The axiom asserts “that no press is bad press.”  Said in more modern parlance, it would argue that no attention, favorable or unfavorable, that one may find can be detrimental. By extension, it might claim that the news, in itself, cannot cause harm unless the object of it mishandles the event. So, let’s imagine an application. One commits an epic failure – we poison our customers, lie to the camera, or transgress some modern social trend. Do we fail at the moment of the firestorm, or do we fail only as the news cycle unwinds? Is it in our handling of the facts more than the facts?

We consumers of modern information are eager to sit in judgment. The daily Twitter feed dispenses the “truth” in 144 characters. We commit to a point of view based in very limited and often fully imperfect information. Then, as more material is uncovered, or released, our positions ripen. Rage transforms into confusion and then to support – or vice versa. Do we live in an age when the actual news of our transgressions is less important than how we manage to spin the follow-up story?

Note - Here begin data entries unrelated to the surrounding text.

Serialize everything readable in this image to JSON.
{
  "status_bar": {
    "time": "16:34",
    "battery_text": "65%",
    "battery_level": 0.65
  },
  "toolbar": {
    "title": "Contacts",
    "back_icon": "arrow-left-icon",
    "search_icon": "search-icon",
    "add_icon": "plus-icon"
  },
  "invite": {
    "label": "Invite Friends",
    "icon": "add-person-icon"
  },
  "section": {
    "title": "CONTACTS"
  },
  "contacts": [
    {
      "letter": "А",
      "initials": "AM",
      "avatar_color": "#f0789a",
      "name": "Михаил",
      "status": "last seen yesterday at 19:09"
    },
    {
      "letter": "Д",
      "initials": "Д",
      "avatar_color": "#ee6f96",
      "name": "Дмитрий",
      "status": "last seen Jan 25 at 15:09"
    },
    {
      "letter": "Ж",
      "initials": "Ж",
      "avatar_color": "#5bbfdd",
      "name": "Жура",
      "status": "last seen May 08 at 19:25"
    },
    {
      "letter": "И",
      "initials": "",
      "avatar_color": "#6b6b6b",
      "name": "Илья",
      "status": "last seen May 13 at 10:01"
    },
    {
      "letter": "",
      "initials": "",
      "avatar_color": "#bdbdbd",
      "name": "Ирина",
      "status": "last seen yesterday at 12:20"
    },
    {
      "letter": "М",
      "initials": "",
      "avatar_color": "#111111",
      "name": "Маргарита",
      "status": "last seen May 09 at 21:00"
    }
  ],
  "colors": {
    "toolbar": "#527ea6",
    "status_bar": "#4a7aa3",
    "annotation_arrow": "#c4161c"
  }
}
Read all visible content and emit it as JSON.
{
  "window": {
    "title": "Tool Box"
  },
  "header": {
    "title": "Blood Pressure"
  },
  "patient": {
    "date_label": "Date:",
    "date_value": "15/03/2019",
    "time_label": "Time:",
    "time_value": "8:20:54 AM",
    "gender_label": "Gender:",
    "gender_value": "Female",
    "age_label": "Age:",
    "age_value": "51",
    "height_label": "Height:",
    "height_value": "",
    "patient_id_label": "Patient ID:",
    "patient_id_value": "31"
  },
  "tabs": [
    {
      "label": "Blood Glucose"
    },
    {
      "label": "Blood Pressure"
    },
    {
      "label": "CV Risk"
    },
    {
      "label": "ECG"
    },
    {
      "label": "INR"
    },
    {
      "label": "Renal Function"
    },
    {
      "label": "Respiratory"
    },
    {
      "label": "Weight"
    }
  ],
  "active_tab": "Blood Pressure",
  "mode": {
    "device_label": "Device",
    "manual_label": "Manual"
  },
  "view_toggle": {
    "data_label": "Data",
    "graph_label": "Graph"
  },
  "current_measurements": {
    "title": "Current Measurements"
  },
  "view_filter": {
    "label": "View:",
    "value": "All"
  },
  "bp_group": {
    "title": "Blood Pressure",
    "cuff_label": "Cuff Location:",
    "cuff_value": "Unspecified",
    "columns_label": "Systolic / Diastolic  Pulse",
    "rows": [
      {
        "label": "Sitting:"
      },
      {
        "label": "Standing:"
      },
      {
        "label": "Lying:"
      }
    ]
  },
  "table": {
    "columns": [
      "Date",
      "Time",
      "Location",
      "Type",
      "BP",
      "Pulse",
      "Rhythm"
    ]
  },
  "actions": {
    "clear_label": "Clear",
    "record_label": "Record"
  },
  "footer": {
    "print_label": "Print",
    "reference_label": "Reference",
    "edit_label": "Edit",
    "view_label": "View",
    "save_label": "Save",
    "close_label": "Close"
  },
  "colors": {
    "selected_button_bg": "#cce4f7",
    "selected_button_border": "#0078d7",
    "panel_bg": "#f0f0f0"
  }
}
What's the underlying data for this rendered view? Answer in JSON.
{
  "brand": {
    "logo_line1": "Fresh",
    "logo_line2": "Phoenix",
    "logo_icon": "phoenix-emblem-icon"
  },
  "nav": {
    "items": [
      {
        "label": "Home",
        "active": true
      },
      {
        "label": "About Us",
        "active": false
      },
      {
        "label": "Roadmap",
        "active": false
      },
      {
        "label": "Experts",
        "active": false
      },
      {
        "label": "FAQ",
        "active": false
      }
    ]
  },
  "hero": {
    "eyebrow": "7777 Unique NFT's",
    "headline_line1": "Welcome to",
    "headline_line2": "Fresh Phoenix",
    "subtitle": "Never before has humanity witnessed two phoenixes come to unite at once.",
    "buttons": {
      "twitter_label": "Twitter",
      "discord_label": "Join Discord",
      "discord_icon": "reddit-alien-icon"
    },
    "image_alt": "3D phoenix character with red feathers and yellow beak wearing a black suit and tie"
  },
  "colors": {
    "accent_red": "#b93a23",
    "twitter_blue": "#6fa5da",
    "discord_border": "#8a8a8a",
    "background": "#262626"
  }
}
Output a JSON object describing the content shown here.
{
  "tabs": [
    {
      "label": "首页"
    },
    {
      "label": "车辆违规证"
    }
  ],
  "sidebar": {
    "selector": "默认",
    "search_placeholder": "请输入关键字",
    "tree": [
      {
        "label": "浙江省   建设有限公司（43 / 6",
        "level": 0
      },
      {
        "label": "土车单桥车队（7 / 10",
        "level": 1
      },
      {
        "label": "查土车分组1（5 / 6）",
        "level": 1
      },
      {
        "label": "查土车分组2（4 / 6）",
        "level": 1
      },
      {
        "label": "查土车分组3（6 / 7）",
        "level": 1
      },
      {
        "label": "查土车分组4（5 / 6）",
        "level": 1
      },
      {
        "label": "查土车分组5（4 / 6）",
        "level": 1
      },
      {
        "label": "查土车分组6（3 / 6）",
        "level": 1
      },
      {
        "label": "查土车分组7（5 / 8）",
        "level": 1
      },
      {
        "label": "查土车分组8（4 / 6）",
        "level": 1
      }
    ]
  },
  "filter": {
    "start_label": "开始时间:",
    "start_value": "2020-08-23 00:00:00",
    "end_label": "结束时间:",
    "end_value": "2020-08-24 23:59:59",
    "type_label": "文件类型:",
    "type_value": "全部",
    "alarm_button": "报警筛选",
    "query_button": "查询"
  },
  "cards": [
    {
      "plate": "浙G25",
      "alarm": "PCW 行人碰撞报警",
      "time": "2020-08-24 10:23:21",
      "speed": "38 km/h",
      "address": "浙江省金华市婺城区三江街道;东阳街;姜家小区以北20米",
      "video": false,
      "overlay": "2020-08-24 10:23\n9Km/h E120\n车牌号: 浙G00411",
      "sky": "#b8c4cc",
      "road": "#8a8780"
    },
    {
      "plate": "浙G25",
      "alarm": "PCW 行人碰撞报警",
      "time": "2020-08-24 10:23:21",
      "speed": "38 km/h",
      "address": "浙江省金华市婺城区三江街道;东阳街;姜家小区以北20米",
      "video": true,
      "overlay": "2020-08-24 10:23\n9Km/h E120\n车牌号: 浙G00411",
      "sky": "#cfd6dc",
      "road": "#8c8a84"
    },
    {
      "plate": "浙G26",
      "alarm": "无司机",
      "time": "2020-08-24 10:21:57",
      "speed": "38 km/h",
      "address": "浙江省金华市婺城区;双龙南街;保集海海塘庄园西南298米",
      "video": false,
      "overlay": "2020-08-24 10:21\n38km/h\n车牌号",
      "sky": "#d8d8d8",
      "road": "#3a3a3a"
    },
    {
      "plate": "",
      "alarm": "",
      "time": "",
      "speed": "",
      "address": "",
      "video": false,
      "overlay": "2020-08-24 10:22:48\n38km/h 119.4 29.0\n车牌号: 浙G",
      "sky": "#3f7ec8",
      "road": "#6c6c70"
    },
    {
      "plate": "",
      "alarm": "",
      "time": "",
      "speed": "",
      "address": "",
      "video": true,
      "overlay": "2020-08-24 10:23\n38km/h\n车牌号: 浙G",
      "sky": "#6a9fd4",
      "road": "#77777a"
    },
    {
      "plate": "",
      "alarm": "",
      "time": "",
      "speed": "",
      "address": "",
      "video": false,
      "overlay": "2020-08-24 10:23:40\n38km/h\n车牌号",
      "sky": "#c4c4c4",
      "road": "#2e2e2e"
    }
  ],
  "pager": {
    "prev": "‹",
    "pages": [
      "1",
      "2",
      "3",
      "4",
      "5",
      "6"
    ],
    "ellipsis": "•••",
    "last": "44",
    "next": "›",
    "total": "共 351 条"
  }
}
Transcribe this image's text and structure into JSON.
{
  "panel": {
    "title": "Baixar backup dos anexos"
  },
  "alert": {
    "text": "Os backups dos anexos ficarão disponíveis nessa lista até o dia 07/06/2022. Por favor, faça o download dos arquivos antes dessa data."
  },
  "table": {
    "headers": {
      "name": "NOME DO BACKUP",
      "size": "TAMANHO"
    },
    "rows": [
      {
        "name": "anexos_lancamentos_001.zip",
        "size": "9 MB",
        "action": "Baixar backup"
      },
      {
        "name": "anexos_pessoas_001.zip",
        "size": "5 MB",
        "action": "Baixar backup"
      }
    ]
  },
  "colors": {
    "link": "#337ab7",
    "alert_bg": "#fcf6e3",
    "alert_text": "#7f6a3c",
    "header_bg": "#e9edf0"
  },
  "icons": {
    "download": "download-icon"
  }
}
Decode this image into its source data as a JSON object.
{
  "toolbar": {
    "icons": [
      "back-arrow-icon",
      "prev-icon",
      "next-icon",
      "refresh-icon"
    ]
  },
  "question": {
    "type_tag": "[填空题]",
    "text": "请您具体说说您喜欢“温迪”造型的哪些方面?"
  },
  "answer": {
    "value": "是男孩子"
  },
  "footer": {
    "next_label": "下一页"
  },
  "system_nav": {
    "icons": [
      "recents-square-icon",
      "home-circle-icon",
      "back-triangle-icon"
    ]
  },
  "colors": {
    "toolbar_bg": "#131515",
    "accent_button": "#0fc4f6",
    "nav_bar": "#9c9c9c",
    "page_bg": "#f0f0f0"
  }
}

The media (social, modern and traditional) has become a tool to be used, manipulated and relied upon to nudge our perceptions to one point of view or another. A recent study shows that the bulk of some voters have determined that contemporary American universities are causing harm. One Sunday morning news outlet decried the deplorable view that education is bad. In turning the channel, the next news outlet asserted that although no one thinks education is bad, the current state of university leadership has failed. Both networks had identical data. How can they be so far-flung in their commentary? Are we being intentionally manipulated? If so, to what end? Will the mud ever settle in a spinning pool?